Submitted to: Bio-protocol
Publication Type: Peer Reviewed Journal
Publication Acceptance Date: 4/2/2020
Publication Date: 4/20/2020
Citation: Rai, A., Pruitt, S.E., Ramierez-Medina, E., Vuono, E., Silva, E., Velazquez-Salinas, L., Carrillo, C., Gladue, D.P., Borca, M.V. 2020. Detection and quantification of African swine fever in MA104 cells. Bio-protocol.

Interpretive Summary: African swine fever virus (ASFV) causes a devastating disease in swine, called African swine fever (ASF), that is currently spreading across Europe and Asia. A cell line is required to diagnose this disease. Currently there is no cell line for this purpose, and only labs with access to primary swine macrophages can perform this function. Here we provide the protocol in detail on how to detect and quantify ASFV in Ma-104 cells. This protocol will be useful to all diagnostic labs worldwide.
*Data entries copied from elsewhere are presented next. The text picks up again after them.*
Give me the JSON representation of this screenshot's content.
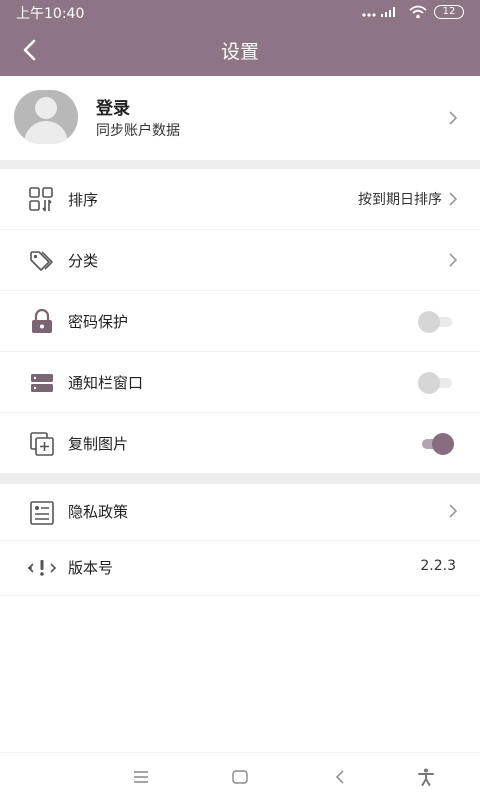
{
  "status_bar": {
    "time": "上午10:40",
    "battery": "12"
  },
  "header": {
    "title": "设置"
  },
  "profile": {
    "name": "登录",
    "subtitle": "同步账户数据"
  },
  "settings": {
    "sort": {
      "label": "排序",
      "value": "按到期日排序"
    },
    "category": {
      "label": "分类"
    },
    "password": {
      "label": "密码保护",
      "enabled": false
    },
    "notification": {
      "label": "通知栏窗口",
      "enabled": false
    },
    "copy_image": {
      "label": "复制图片",
      "enabled": true
    },
    "privacy": {
      "label": "隐私政策"
    },
    "version": {
      "label": "版本号",
      "value": "2.2.3"
    }
  },
  "colors": {
    "accent": "#8d7585",
    "toggle_on": "#876d7e"
  }
}
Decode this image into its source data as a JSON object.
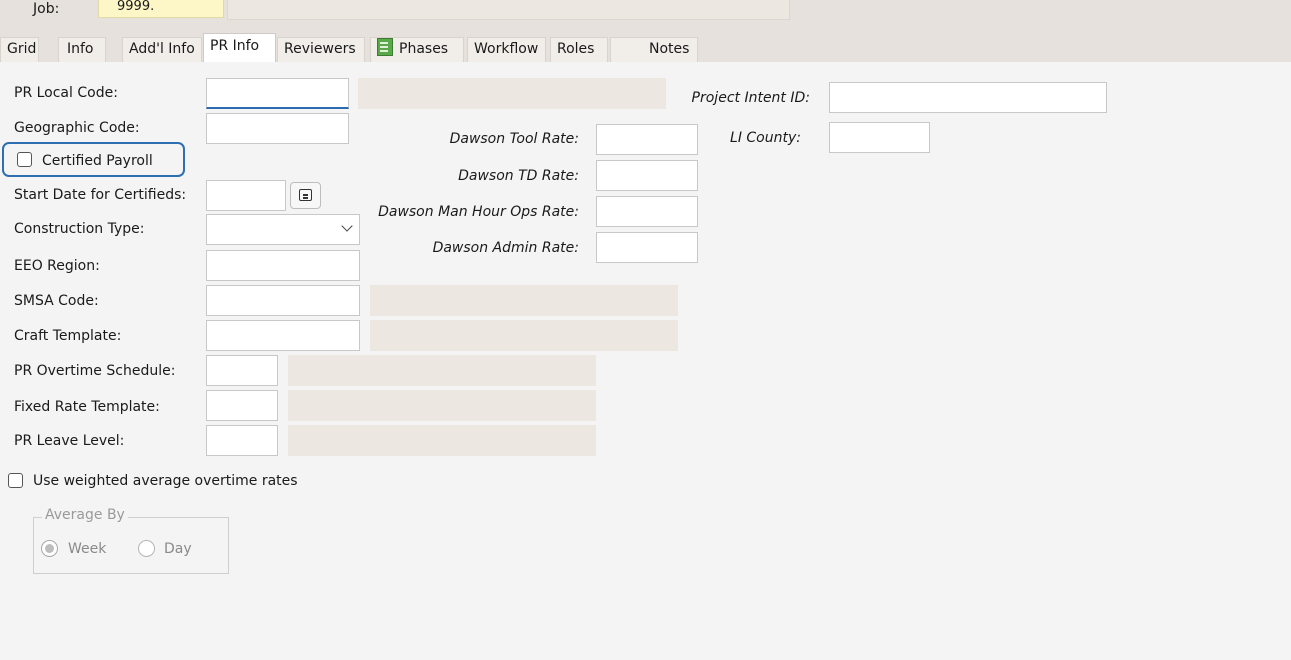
{
  "header": {
    "job_label": "Job:",
    "job_value": "9999."
  },
  "tabs": [
    {
      "label": "Grid"
    },
    {
      "label": "Info"
    },
    {
      "label": "Add'l Info"
    },
    {
      "label": "PR Info"
    },
    {
      "label": "Reviewers"
    },
    {
      "label": "Phases"
    },
    {
      "label": "Workflow"
    },
    {
      "label": "Roles"
    },
    {
      "label": "Notes"
    }
  ],
  "active_tab": "PR Info",
  "form": {
    "pr_local_code": "PR Local Code:",
    "geographic_code": "Geographic Code:",
    "certified_payroll": "Certified Payroll",
    "start_date": "Start Date for Certifieds:",
    "construction_type": "Construction Type:",
    "eeo_region": "EEO Region:",
    "smsa_code": "SMSA Code:",
    "craft_template": "Craft Template:",
    "pr_overtime_schedule": "PR Overtime Schedule:",
    "fixed_rate_template": "Fixed Rate Template:",
    "pr_leave_level": "PR Leave Level:",
    "use_weighted": "Use weighted average overtime rates",
    "average_by": "Average By",
    "week": "Week",
    "day": "Day",
    "dawson_tool_rate": "Dawson Tool Rate:",
    "dawson_td_rate": "Dawson TD Rate:",
    "dawson_man_hour": "Dawson Man Hour Ops Rate:",
    "dawson_admin_rate": "Dawson Admin Rate:",
    "project_intent_id": "Project Intent ID:",
    "li_county": "LI County:"
  },
  "colors": {
    "accent": "#2d6fb0",
    "readonly": "#ece7e1",
    "job_value_bg": "#fdf6c6"
  }
}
Technical Abstract: Detection of live African swine fever virus(ASFV) has historically relied on the use of primary swine macrophages (PSM). PSM do not replicate and have to be isolated fresh from donor swine. We previously identified that a MA-104 (ATCC# CRL-2378.1), a commercially available cell line isolated from African green monkey cells (Cercopithecus aethiops) kidney epithelial cells, supports the detection of ASFV from field samples with a sensitivity comparable to that of primary swine macrophages. MA104 could thus be used as substitute for primary swine macrophages to save significant lead time by avoiding the production of primary swine macrophages. Which require collection of swine blood or lungs, which is often not readily available in most veterinary diagnostic laboratories.